Talking Points Memo reports on the discovery that a woman appointed to the Wisconsin Supreme Court by Gov. Scott Walker said hateful things about gay people and others as a college newspaper columnist.

She wrote that gay people were degenerates who commit suicide through their behavior and that you had to be stupid or evil to vote for Bill Clinton. Her anti-gay remarks apparently were numerous.

"How sad that the lives of degenerate drug addicts and queers are valued more than the innocent victims of more prevalent ailments," she wrote in a column arguing that gay people are better off getting AIDS than cancer because the disease receives more funding, according to the Journal Sentinel.
Justice Rebecca Bradley issued a non-apology apology.

"To those offended by comments I made as a young college student, I apologize, and assure you that those comments are not reflective of my worldview," she said in a statement, according to the Journal Sentinel. "These comments have nothing to do with who I am as a person or a jurist, and they have nothing to do with the issues facing the voters of this state."
To those not offended?

She said the group that unearthed her record was just trying to smear her. There is nothing so unfair as quoting a candidate's own words, after all.

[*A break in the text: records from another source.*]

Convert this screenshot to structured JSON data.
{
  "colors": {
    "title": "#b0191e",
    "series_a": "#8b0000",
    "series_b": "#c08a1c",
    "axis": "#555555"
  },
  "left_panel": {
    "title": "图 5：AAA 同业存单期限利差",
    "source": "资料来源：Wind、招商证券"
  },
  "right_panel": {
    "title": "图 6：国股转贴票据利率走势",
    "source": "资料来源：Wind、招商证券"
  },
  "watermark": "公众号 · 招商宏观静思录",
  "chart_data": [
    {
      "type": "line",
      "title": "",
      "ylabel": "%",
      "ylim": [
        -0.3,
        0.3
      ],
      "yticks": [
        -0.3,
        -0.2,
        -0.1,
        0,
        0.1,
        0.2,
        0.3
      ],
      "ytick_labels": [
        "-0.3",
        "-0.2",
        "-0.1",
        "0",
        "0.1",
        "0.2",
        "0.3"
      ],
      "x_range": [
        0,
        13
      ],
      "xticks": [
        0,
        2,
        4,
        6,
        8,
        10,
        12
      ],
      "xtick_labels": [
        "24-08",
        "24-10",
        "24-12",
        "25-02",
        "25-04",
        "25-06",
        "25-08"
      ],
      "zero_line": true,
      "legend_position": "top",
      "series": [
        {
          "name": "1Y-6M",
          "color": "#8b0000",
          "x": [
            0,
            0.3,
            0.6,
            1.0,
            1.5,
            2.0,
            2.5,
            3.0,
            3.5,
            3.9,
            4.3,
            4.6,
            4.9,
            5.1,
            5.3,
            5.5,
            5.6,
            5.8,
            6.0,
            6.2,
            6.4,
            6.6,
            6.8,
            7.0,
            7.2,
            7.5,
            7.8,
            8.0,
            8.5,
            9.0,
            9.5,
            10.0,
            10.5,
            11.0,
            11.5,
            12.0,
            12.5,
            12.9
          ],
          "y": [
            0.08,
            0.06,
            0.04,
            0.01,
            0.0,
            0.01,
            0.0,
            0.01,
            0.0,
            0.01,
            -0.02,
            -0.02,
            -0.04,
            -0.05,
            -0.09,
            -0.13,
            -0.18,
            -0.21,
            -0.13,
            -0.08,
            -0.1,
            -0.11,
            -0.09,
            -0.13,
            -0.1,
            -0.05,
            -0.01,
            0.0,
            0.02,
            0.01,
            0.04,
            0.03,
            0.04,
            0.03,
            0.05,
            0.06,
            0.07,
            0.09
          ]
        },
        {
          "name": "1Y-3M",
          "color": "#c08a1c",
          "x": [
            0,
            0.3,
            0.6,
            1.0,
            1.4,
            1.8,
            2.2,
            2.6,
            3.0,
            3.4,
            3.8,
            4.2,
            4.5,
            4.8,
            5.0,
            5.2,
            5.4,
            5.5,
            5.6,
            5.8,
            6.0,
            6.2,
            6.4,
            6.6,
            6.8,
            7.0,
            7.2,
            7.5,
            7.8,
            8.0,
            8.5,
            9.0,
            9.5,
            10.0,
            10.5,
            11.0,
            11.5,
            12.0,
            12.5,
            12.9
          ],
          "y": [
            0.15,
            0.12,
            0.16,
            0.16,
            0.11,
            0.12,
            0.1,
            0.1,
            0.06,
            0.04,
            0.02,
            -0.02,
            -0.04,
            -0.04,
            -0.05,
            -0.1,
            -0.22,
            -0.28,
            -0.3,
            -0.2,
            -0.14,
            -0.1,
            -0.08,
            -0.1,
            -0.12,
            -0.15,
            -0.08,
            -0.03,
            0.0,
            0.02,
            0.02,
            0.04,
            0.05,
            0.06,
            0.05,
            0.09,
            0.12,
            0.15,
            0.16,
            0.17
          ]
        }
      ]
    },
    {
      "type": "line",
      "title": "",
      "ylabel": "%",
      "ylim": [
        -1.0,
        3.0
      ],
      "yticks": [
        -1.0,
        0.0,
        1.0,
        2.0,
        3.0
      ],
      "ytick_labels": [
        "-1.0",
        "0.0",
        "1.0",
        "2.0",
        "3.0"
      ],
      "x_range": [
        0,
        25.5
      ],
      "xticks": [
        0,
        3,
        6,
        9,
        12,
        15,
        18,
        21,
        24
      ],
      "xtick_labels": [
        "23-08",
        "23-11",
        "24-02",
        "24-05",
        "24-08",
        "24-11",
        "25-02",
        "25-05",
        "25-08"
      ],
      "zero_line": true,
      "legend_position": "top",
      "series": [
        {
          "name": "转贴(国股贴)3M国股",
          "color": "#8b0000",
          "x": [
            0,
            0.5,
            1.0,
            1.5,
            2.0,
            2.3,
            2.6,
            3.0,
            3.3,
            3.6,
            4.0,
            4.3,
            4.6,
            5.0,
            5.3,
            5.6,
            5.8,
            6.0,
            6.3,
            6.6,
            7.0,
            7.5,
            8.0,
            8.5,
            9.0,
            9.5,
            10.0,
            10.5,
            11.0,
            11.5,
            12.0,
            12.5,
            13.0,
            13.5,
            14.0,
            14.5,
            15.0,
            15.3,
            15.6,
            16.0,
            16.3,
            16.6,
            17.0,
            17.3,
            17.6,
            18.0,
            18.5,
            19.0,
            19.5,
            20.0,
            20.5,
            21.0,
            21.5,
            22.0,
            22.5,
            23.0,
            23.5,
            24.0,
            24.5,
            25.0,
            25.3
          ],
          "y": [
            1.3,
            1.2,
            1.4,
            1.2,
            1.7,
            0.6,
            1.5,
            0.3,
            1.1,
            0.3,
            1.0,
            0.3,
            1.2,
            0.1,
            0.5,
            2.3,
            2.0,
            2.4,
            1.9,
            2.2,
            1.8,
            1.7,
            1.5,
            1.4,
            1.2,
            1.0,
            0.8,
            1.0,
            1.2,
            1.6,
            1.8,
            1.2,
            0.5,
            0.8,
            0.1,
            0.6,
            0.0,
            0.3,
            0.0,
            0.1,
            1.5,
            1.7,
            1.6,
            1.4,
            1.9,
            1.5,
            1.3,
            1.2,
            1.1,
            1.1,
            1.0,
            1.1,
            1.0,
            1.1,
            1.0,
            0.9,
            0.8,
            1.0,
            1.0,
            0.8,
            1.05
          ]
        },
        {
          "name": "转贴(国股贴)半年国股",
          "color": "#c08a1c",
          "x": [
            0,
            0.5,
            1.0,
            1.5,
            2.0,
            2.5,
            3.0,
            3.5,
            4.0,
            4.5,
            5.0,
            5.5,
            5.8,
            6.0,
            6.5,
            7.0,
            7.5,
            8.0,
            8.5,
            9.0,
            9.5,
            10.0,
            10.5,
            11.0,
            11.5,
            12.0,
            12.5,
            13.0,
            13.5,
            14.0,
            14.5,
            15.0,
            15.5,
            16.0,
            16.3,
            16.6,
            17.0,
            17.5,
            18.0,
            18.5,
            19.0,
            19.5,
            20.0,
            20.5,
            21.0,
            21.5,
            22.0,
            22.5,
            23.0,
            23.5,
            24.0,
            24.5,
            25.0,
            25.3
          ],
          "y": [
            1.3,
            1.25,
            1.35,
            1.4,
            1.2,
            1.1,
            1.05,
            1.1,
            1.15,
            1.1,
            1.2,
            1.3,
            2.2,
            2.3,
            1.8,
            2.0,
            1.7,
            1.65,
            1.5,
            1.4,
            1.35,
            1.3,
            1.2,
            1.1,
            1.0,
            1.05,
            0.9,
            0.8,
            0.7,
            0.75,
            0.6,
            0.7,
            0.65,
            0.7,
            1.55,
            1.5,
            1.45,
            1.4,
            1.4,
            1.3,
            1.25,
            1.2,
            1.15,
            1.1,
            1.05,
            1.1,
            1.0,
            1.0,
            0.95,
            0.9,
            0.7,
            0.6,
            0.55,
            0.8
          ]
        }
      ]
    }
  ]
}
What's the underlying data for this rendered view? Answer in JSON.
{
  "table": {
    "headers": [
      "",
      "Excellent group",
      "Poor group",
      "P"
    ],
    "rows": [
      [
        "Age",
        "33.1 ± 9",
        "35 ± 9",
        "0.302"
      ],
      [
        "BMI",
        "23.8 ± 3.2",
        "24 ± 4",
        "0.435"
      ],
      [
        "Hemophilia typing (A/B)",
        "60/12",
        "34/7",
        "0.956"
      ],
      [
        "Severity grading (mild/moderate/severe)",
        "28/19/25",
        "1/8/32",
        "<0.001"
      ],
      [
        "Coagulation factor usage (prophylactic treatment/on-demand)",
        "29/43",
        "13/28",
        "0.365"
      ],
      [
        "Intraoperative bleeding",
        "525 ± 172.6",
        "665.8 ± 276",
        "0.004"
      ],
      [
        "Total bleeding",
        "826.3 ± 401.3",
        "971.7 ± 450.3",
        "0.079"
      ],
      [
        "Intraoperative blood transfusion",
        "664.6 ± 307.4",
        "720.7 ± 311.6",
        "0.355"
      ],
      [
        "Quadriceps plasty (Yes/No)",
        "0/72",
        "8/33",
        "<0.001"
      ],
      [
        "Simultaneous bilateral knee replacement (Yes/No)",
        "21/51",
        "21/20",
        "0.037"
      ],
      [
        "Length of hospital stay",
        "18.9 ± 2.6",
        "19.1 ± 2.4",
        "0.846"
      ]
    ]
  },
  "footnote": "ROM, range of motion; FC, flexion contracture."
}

This is reminiscent of the lack of repudiation of past remarks by newly elected Arkansas Supreme Court Justice Shawn Womack, who vowed as a Republican senator to make homosexual acts a felony and who fought adoption and marriage by gay people. He said he was a politician then and now goes by the law. Or so he told the Democrat-Gazette, whose editorial page said Womack was just responding to constituents then. Cold comfort to a gay person who might come before the "justice."

Womack refused to answer questions from the Times about this and other aspects of his record.